Der Druck ist gross. Kunstmuseen, Galerien und andere Ausstellungsorte sehen sich gezwungen, Entdeckungen zu machen, Trends und Innovationen aufzuspüren oder Stars zu produzieren – und dies in immer kürzeren Abständen. So sichert man sich die Aufmerksamkeit der Medien, des Publikums und der Sponsoren. Das gilt auch für die Fotografie, seit diese zu den festen Programmpunkten des Kunstbetriebs zählt. Eine paradoxe Situation: Da haben sich Fotografen und Kuratoren während Jahrzehnten darum bemüht, die Fotografie in die Kunsthäuser zu bringen, sie neben der Malerei und anderen künstlerischen Ausdrucksmitteln als gleichberechtigtes Medium zu etablieren. Doch jetzt, wo dieses Ziel erreicht ist, fragt man sich, was damit gewonnen wurde. Ist es nicht problematisch, wenn dieses Medium nun fast nur noch unter dem Blickwinkel der Kunsthaltigkeit betrachtet wird? Seit ihrer Erfindung hat die Fotografie stets viel breitere gesellschaftliche Funktionen erfüllt; sie ist Teil einer weit gefassten Kulturgeschichte des Bildes und der menschlichen Wahrnehmung, und sie verdient es, auch ausserhalb des Kunstdiskurses untersucht zu werden.

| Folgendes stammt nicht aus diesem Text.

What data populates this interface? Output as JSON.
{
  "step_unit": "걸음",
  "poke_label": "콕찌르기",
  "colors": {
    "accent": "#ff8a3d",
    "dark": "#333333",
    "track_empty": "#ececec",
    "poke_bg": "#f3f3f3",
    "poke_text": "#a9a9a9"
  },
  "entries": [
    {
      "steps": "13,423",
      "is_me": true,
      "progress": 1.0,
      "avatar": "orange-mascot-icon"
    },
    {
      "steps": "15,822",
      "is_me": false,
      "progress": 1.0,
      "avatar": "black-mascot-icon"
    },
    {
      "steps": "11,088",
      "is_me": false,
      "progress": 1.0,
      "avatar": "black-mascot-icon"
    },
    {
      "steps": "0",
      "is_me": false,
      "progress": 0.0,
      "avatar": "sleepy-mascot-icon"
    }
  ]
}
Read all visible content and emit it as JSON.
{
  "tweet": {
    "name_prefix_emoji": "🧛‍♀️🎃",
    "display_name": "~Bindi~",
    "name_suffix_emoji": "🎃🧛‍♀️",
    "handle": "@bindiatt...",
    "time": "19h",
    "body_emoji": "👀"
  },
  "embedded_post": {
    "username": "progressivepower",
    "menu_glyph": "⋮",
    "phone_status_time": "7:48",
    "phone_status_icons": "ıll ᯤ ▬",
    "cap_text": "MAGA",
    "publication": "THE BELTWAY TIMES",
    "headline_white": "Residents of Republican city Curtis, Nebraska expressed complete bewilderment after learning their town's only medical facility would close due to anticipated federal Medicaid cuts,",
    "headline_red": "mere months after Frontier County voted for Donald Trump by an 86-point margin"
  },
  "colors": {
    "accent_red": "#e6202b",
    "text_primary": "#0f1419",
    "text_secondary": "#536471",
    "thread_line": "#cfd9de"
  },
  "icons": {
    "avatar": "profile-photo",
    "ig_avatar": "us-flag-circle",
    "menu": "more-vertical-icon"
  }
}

Die aktuelle Situation ist auch für eine Institution wie die Fotostiftung Schweiz eine Herausforderung. Aufgabe der „Stiftung für Photographie " (wie sie ursprünglich hiess) sei es, „bemerkenswerte und historisch bedeutsame Photographien der Vergessenheit zu entreissen" – so lautet die Formulierung in der Stiftungsurkunde von 1971. Aber warum begnügt man sich nicht damit, jeweils die wichtigsten zehn Bilder der besten Schweizer Fotografen aus Vergangenheit und Gegenwart zusammenzutragen? Warum übernimmt die Fotostiftung Schweiz, parallel zu einer gezielt aufgebauten Sammlung von Einzelwerken und Werkgruppen, ganze Archive und Nachlässe? Es gibt dafür zwei Hauptgründe: Erstens liefern fotografische Archive den Rohstoff und den Zusammenhang, aus denen heraus die einzelnen, oft isoliert erscheinenden Werke zu verstehen sind. Neben Negativen und gültigen Vergrösserungen umfasst ein Archiv meist auch Vorstufen sowie zahlreiche Informationen zur Bearbeitung und Verwendung eines Bildes. Auf dieser Grundlage lässt sich sein Stellenwert innerhalb des Gesamtwerks, aber auch das generelle Weltbild und die Haltung eines Fotografen, einer Fotografin erschliessen – hinter dem Einzelbild erscheint das Profil eines gestaltenden und interpretierenden Autors. Zweitens liegt gerade in der Sperrigkeit und Vielschichtigkeit eines fotografischen Archivs auch sein Potential: gerade weil es von den Fotografen mit dem Ziel der technischen Reproduzierbarkeit angelegt wird, bietet es einen gewissen Spielraum für neue Interpretationen und Umwertungen. Die Geschichte der Fotografie zeigt, dass Bilder plötzlich neu gesehen, neu gelesen, neu bewertet werden können. Denn so, wie sich unsere Wahrnehmung der Welt im Lauf der Zeit verändert, verlagert sich auch unser Interesse an bestimmten Themen oder an der Art und Weise, wie diese dargestellt werden. Und was innerhalb eines einzelnen Archivs an kurzfristigen Umschichtungen und Umwertungen möglich ist – wenn etwa ein scheinbar nebensächliches und unbeachtetes Konvolut in den Vordergrund rückt –, das das kann auch mit ganzen Werken von Fotografen geschehen. Wer weiss schon, nach welchen Gesichtspunkten wir unsere Fotosammlungen in zehn, fünfzig oder hundert Jahren befragen und absuchen werden? Und wer wagt zu sagen, ob die „besten" Fotografen von heute auch morgen noch als die „besten" beurteilt werden?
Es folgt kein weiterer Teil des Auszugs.